Un chant nouveau a été composé, il a été fait sur le marquis de Pontcalec ;

— Toi qui l'as trahi, sois maudit ! sois maudit ! Toi qui l’as trahi, sois maudit ! —

Sur le jeune marquis de Pontcalec, si beau, si gai, si plein de cœur !

Il aimait les Bretons, car il était né d’eux ;

Toi qui l’as trahi, sois maudit ! sois maudit ! etc.

Car il était né d’eux, et avait été élevé au milieu d’eux.

Il aimait les Bretons, mais non pas les bourgeois ;

Mais non pas les bourgeois qui sont du parti des Français ;

Qui sont toujours cherchant à nuire à ceux qui n’ont ni biens ni rentes,


A ceux qui n'ont que !a peine de leurs deux bras, jour et nuit, pour nourrir leurs mères.

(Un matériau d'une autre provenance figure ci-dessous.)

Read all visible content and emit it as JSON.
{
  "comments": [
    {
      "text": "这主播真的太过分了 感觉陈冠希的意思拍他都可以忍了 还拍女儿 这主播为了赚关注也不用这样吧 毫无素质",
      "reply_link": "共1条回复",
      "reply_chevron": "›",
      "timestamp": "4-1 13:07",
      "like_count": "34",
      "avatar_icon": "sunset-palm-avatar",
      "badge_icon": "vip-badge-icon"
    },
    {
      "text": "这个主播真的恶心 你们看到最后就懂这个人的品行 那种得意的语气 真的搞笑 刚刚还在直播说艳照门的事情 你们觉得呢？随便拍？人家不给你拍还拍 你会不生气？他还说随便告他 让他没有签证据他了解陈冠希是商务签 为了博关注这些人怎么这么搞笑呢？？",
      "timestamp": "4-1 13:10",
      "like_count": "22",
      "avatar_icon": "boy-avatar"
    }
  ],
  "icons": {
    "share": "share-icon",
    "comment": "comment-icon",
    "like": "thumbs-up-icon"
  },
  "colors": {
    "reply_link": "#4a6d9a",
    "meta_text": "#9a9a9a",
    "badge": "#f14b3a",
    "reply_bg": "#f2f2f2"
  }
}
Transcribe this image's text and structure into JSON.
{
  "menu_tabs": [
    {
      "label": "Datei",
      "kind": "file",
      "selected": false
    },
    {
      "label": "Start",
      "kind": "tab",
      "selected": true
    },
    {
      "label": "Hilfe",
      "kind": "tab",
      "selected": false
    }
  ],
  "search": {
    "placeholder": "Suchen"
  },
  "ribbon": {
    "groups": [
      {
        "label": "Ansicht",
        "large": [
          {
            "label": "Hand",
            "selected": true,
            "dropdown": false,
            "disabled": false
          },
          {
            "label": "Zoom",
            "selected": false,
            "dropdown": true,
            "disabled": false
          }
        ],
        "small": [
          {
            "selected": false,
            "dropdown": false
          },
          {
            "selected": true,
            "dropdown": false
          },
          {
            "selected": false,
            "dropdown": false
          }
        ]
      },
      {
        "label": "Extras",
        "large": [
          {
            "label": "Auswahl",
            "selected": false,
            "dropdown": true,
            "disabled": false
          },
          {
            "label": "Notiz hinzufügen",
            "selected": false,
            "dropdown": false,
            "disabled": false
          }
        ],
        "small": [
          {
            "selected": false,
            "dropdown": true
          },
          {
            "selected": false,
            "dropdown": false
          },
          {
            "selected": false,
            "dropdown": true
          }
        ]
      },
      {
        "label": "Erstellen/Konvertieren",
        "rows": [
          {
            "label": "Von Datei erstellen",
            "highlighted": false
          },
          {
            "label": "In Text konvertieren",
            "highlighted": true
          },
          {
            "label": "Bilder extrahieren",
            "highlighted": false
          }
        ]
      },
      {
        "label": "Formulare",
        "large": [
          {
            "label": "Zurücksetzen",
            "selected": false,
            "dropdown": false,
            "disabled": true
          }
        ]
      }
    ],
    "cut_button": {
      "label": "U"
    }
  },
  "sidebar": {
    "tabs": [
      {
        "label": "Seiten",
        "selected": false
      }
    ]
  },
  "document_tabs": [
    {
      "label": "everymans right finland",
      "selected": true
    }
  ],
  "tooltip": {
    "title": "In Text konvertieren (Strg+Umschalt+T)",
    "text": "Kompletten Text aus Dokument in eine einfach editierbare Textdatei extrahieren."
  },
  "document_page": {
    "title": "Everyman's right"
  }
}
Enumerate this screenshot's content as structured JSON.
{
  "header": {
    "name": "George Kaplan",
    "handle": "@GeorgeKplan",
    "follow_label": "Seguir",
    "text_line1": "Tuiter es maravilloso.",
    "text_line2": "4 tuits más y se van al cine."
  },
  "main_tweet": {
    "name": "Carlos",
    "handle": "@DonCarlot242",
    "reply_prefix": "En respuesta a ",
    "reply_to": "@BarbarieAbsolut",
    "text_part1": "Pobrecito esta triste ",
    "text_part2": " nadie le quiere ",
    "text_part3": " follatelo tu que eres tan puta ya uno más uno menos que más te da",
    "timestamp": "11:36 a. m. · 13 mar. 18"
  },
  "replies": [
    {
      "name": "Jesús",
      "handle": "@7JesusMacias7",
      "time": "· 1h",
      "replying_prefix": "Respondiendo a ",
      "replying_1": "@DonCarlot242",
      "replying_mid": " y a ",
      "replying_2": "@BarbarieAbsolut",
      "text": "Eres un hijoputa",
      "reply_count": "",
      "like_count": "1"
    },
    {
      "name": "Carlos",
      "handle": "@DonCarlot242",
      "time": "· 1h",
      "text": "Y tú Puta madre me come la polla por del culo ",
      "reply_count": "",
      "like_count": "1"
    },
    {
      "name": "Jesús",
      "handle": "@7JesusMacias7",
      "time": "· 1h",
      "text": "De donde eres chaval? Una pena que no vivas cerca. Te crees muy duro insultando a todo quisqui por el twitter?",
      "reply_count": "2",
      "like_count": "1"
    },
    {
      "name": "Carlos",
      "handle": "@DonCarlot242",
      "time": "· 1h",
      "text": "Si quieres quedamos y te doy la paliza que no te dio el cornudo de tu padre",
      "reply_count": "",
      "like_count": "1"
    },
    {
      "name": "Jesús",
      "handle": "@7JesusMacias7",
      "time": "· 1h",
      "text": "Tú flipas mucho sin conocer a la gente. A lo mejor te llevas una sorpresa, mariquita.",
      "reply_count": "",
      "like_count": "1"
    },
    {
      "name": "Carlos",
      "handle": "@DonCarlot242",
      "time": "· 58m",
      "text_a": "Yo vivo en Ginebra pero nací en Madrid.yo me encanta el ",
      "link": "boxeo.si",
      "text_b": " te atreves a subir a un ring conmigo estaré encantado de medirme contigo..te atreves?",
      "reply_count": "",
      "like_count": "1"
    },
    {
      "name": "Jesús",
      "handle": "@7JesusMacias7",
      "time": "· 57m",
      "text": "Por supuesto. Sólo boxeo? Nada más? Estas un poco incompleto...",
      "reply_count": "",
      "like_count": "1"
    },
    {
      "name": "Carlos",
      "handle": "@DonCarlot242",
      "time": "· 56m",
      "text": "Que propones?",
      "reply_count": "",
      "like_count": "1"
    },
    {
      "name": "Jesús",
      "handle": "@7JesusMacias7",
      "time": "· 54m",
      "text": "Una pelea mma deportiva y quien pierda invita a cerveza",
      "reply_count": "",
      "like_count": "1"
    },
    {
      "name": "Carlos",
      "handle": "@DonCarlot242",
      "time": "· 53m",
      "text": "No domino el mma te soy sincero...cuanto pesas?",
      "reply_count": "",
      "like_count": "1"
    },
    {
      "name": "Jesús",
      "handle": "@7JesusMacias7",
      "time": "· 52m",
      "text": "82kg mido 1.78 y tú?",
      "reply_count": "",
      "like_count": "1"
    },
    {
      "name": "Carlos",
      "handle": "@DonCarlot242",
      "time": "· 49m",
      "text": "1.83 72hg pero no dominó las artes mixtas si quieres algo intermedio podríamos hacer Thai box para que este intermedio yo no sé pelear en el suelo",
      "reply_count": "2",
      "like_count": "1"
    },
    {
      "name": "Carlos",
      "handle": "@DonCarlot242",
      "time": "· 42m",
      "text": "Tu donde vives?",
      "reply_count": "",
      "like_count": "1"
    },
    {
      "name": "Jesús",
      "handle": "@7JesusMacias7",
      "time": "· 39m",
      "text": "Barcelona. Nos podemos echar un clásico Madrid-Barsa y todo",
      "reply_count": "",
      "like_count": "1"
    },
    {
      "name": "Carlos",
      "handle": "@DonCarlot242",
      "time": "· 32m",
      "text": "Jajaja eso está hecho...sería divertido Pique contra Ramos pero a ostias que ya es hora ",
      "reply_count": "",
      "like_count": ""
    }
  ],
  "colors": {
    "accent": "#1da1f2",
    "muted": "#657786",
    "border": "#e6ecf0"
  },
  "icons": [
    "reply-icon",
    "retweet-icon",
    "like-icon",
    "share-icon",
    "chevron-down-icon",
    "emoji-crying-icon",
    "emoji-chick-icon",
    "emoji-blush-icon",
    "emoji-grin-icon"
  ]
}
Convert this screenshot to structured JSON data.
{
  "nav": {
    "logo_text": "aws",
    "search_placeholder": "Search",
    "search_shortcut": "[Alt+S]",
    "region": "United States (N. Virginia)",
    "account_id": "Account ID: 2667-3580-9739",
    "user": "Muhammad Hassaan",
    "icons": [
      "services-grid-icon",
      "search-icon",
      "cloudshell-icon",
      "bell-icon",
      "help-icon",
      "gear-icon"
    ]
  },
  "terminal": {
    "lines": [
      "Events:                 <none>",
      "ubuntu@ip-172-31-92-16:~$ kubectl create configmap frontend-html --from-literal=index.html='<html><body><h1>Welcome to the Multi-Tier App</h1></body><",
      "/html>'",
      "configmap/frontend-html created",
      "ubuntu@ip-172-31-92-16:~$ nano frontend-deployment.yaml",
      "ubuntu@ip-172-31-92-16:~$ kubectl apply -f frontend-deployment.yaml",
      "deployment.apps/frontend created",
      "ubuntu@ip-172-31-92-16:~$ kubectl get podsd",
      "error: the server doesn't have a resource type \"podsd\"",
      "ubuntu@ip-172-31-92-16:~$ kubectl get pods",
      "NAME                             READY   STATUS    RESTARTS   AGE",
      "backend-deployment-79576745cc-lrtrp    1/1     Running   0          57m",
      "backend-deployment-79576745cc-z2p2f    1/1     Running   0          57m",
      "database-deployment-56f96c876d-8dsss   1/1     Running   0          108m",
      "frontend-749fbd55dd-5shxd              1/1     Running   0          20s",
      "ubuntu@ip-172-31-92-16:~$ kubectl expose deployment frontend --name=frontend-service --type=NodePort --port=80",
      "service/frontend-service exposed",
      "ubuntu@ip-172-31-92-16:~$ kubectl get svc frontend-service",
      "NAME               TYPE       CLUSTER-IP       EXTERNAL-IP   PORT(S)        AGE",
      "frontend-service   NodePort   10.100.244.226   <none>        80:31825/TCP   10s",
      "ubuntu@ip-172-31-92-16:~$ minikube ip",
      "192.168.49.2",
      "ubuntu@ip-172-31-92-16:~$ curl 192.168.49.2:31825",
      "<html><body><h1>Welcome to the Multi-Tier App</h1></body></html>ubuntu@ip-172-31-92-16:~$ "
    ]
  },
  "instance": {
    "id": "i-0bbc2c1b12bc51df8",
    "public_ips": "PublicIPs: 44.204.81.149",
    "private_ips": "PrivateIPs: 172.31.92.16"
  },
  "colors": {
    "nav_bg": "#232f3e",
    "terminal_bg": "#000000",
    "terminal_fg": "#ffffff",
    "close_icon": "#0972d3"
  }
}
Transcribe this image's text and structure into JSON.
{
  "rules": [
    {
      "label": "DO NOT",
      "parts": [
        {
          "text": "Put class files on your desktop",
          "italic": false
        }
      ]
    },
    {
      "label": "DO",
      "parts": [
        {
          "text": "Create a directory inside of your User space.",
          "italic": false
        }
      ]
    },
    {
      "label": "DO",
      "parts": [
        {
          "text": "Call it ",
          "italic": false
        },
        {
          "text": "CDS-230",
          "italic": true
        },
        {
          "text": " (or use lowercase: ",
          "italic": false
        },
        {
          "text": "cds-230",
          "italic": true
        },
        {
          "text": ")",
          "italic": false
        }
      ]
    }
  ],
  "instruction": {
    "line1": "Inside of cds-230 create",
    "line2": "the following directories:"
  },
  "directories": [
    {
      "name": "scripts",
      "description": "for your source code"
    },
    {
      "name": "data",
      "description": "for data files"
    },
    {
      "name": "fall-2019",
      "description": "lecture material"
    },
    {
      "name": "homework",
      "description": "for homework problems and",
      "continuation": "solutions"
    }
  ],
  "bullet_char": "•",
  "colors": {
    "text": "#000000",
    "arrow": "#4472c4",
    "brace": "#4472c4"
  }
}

Il avait formé le projet de nous décharger de notre faix ;

Grand sujet de dépit pour les bourgeois qui cherchaient l’occasion de le faire décapiter.

— Seigneur marquis, cachez-vous vite, cette occasion, ils l’ont trouvée ! —


II


Voilà longtemps qu’il est perdu ; on a beau le chercher, on ne le trouve pas.

Un gueux de la ville, qui mendiait son pain, est celui qui l’a dénoncé ;

Un paysan ne l’eût pas trahi, quand on lui eût offert cinq cents écus.

C’était la fête de Notre-Dame des Moissons, jour pour jour ; les dragons étaient en campagne[1] :

— Dites-moi, dragons, n’êtes-vous pas en quête du marquis ?

— Nous sommes en quête du marquis ; sais-tu comment il est vêtu ?

— Il est vêtu à la mode de la campagne ; surtout bleu orné de broderies ;

Soubreveste bleue et pourpoint blanc ; guêtres de cuir et braies de toile ;


Petit chapeau de paille tissu de fils rouges ; sur ses épaules, de longs cheveux noirs.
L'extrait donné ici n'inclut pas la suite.